De fato, a memória é um arquivo de gavetas fechadas. Várias das chaves das gavetas são feitas de pessoas, objetos, coisas que nos cercam, das cartas, fotografias e livros. Cada carta, cada uma delas, abre uma enorme gaveta de recordações, que talvez ficasse fechada para sempre se a carta não estivesse ali, exibindo fisicamente suas frases. Ao destruir cada carta, estarei abrindo uma destas gavetas, multiplicando, portanto, as possibilidades de registro no meu relato de despedida, que pretendo ir compondo aos pouquinhos, um parágrafo aqui, outro ali.

 

Ficar nua e leve, me desfazer dos papéis, renascer livre da carga do passado, é tudo o que quero. Com idéias murchas é difícil me vingar de palavras adormecidas. Porém, os papéis vão gritar, chorar, ao ser rasgados, recobrando vida às idéias e aos sentimentos neles armazenados. A partir de agora, minhas palavras de ordem são: nada retido, nada guardado. É chegado o momento de descarregar o que venho acumulando. E também de liberar as palavras dos blocos — graníticos — feitos com as emoções que o tempo calou. Que elas saiam,­ feito facas afiadas, esculpindo o espírito do instante. Quero viver como num hipertexto que nunca pára de se construir, em que a escrita é um diálogo contínuo e infindável com a mente ou um contraponto da vida. Apagar todos os livros, para deixar brilhar, sozinho, o livro natural: aquele em que se acreditava em Yucatán, o que não foi escrito por ninguém, que vai passando ele próprio suas páginas, abrindo-se cada dia numa diferente, e que, por ser vivo, sangra quando tentam virar suas páginas. Minha revolução interior depende da coragem de ir compondo o texto, sempre no presente, enquanto me desfaço dos papéis acumulados. Os papéis a menos aumentarão meu espaço de liberdade.

 

Vendo minha arrumação, Berenice reclama:

— A senhora me desculpe, Dona Ana, mas a senhora está fazendo loucura de se desfazer dos papéis.

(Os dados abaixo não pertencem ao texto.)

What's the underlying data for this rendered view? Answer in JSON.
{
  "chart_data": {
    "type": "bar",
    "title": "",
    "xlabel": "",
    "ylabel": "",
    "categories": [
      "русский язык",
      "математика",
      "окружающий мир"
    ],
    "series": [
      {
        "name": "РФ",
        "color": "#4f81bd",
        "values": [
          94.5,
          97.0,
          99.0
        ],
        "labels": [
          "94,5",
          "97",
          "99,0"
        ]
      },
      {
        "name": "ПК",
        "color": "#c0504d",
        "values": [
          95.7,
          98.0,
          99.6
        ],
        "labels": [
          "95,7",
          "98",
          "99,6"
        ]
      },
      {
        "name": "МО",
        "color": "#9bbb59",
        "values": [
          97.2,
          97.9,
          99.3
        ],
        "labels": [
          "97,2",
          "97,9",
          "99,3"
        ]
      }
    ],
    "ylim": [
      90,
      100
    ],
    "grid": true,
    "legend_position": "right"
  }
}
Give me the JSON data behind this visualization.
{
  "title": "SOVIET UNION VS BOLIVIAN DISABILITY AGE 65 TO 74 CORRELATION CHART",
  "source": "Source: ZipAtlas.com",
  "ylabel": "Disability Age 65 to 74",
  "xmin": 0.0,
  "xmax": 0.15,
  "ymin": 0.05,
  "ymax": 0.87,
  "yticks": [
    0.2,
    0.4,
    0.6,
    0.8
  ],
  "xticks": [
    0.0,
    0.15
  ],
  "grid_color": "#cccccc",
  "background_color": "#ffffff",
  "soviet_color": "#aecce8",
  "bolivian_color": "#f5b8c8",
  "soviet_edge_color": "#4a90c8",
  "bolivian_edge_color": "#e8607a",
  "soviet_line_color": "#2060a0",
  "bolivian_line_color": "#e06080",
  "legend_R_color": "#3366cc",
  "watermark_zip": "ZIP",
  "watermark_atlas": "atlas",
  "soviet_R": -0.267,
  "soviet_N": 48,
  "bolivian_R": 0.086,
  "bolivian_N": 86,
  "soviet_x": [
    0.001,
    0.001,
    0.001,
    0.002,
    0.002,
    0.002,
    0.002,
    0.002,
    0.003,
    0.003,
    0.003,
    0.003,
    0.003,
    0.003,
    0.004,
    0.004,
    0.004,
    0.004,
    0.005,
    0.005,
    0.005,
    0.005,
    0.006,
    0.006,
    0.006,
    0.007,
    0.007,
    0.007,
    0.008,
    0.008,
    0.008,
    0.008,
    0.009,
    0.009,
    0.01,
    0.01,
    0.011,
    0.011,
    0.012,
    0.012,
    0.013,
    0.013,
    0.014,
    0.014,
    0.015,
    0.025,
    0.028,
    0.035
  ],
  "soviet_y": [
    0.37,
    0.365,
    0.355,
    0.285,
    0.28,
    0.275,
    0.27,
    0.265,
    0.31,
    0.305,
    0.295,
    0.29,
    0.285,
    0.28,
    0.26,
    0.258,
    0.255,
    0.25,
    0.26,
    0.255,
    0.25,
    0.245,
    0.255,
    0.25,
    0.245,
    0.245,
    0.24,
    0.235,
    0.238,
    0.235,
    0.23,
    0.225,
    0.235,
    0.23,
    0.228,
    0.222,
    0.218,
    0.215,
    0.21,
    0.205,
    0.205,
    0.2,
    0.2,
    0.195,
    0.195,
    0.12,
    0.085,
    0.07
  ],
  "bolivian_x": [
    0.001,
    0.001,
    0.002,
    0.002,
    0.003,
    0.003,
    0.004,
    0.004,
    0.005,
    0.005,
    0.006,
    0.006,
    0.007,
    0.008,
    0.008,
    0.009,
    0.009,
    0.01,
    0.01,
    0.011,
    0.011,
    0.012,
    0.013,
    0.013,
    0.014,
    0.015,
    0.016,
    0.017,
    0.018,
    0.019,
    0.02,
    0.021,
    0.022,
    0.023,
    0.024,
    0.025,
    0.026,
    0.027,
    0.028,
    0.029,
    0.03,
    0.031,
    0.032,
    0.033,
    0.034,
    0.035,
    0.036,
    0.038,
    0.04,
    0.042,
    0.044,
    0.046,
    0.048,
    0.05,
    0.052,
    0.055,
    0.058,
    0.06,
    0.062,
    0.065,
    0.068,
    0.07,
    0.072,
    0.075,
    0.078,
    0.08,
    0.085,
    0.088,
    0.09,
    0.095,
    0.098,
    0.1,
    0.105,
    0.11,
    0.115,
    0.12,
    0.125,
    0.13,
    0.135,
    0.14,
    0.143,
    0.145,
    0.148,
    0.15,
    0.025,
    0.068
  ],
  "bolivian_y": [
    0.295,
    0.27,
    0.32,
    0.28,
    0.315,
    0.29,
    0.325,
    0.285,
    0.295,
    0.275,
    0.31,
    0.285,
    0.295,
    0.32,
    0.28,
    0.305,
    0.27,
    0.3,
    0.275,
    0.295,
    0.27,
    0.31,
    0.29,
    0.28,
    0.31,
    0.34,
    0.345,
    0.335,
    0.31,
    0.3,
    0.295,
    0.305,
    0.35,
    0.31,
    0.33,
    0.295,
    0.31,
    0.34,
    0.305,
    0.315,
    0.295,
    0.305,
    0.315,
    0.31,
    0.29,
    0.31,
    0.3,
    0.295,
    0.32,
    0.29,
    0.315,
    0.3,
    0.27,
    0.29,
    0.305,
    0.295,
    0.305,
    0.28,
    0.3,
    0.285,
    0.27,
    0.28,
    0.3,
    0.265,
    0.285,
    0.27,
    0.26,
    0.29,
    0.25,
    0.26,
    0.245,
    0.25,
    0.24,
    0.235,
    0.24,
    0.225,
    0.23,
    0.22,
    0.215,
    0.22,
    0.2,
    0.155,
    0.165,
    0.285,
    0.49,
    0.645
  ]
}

— Pode jogar no lixo, Berenice.

— A senhora está fazendo besteira, olhe o que lhe digo.

— Então deixe ali naquela pilha. Depois decido.

 

É melhor mesmo ir fazendo uma enorme pilha de papel. Posso, por exemplo, deixar separado num canto, por uns tempos, tudo o que diga respeito ao amor, que, apesar de me ter tratado tão mal, merece, afinal de contas, minha consideração, pois nele cabem todas as virtudes. Será a pilha do amor, que talvez me faça ver algo distinto do que a vida vem me ensinando ou simplesmente me confirme que não posso mesmo ter o impossível, ou seja, o outro à altura de meu sonho.

 

Vou limpar minhas prateleiras, esvaziar a casa, começando pelo quarto a ser alugado, talvez ao próprio Norberto. Os papéis que me incomodam são a tal ponto parte de minha vida, que a única maneira de me desfazer deles é transformá-los na farinha de palavras que mencionei, farinha pouca e densa, socada a ponto de virar um livro de pedra, ou seja, um livro da vida, que é simples e misteriosa como uma pedra.

 

Será minha versão do Livro absoluto que Mallarmé quis escrever no fim da vida e acabou destruindo antes de morrer, ou daquele, citado no conto ÒA biblioteca de BabelÓ de Borges, que abrange perfeitamente todos os demais. Sua feitura deverá ajudar a libertar-me dos livros de minha biblioteca e dos papéis acumulados — cartas, anotações, poemas, páginas e páginas de diários e outros escritos. Será meu museu de tudo, caixão de lixo ou arquivo.

 

Vou à luta, então. E desde o começo esta é minha odisséia de muitas ondas e correntes, em que enfrento ventos e tempestades num mar infinito, mar de muitos encontros, onde via­jo sozinha. Sozinha com meus papéis e minha caneta.